West Virginia’s Procter & Gamble manufacturing facility is already up to 1,400 workers and still looking for more.

“We’re still looking to hire another hundred to 200 people to really help finish that startup for us and keep us ready for the long haul,” said Steve O’Brien, plant human resource manager for the P&G facility at Inwood, Berkeley County.

But even with continued high state and national unemployment rates resulting from the coronavirus pandemic, the P&G plant has found it challenging to fill those positions.

“Since covid, we’ve had some challenges with applications and you see a lot of job opportunities in the area as well,” O’Brien said. “We just want to make sure people understand, yep, we are still going.”

O’Brien spoke Wednesday during an overview presentation for regional media — an event that included masks, social distancing and a tour of the shiny new plant. Some corridors of the plant were an olfactory wave of dryer sheet smell.

Almost exactly two years ago, a similar tour of the plant was very different, occurring mostly through a slide presentation in a trailer and then a site visit on a dirt knoll while construction crews put up Building 100, the first to open and produce Bounce.

There were about 265 full time employees working at Procter & Gamble at that point in 2017. Workers blasted or moved 6.5 million cubic yards of earth.

“We feel incredibly proud of the progress,” said Luca Schianchi, beauty care plant manager. “When we look back we feel like, wow, it has been an amazing journey.”

Ground was broken at the plant in the fall of 2015. P&G is located on 468 acres of what is flat land by West Virginia standards.

Fifty-three acres are under roof. Most production lines are in place, starting up or in full production.

Bounce started up in 2018 with hair conditioner production starting later that year.

Then shampoo and body wash began in 2019 with dish and Swiffer products also starting up that year.

“Even as we look to the last year, we quadrupled our production from the year before,” O’Brien said, “so we really are starting to be one of the biggest manufacturing sites for Procter & Gamble in the world, let alone in North America.”
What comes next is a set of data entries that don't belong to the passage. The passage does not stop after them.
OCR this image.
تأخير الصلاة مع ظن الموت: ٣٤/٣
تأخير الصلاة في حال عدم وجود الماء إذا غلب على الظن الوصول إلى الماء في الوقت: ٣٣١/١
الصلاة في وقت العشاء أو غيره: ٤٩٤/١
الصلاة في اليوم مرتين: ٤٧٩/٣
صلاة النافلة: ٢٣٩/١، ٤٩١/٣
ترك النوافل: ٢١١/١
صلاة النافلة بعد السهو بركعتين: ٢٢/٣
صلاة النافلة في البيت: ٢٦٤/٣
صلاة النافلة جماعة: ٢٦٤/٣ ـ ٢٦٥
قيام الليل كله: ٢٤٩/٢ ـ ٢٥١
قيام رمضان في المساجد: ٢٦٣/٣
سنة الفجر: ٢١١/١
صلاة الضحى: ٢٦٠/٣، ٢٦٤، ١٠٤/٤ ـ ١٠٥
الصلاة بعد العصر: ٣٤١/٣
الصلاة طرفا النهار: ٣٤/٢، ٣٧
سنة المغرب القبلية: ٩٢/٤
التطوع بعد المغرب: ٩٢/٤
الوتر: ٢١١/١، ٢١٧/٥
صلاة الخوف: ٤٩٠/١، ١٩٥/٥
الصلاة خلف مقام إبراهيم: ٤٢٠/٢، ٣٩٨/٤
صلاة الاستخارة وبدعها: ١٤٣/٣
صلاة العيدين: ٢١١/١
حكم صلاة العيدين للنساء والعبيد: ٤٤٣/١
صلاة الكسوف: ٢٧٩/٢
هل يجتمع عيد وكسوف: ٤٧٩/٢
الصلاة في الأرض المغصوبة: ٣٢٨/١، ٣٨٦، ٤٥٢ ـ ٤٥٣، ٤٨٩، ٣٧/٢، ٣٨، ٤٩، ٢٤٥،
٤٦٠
The plant operates 24-7, with most workers on 12-hour shifts — on a couple of days and then off a couple of days. Teams tend to be self-managed.
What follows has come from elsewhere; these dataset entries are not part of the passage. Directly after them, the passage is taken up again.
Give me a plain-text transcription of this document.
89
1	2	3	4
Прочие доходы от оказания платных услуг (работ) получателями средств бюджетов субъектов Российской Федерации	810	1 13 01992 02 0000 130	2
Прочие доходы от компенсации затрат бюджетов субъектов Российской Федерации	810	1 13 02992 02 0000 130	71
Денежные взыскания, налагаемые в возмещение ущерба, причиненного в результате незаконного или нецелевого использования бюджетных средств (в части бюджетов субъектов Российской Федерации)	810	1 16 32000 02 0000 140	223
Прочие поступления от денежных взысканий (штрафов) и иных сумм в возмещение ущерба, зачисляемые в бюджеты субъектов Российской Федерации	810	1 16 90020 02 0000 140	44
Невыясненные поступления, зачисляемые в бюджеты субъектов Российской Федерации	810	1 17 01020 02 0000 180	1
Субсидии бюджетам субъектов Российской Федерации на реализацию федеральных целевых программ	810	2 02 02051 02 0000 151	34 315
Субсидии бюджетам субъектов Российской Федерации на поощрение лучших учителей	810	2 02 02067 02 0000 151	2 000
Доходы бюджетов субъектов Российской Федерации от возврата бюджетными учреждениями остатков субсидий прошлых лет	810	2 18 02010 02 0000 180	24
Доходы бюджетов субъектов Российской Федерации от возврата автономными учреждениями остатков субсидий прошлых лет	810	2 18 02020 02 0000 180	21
“We have people who have a high level of ownership. They want to lead their own piece of the business and really are ultimately what makes everything work for us. Having that high level of capability in our folks really enables us to do some great things here,” O’Brien said.

Much of the work at Tabler Station is automated, with machines stacking pallets of dryer sheets or automatic guided vehicles rumbling down aisles at the plant. But the expertise of human workers is needed to make sure the machines run properly.

“People are still part of that equation, and it’s really having strong, capable people who can really understand and work with that technology and really enjoy the challenge as well, is what keeps the place running and productive,” O’Brien said.

Richard Rivera, an analytical lab leader, said the company is looking for more workers with science degrees or science aptitude that could be honed on the job.

“We are actively looking to get more staffing in place,” Rivera said.

With much of the groundwork set for the production of dryer sheets, Swiffer cleaning products and more, O’Brien said the facility aims for more community involvement.

O’Brien and others said the company expects a lot of the communities where it invests and expects a lot of itself too.

“We want to be here for the long haul,” he said.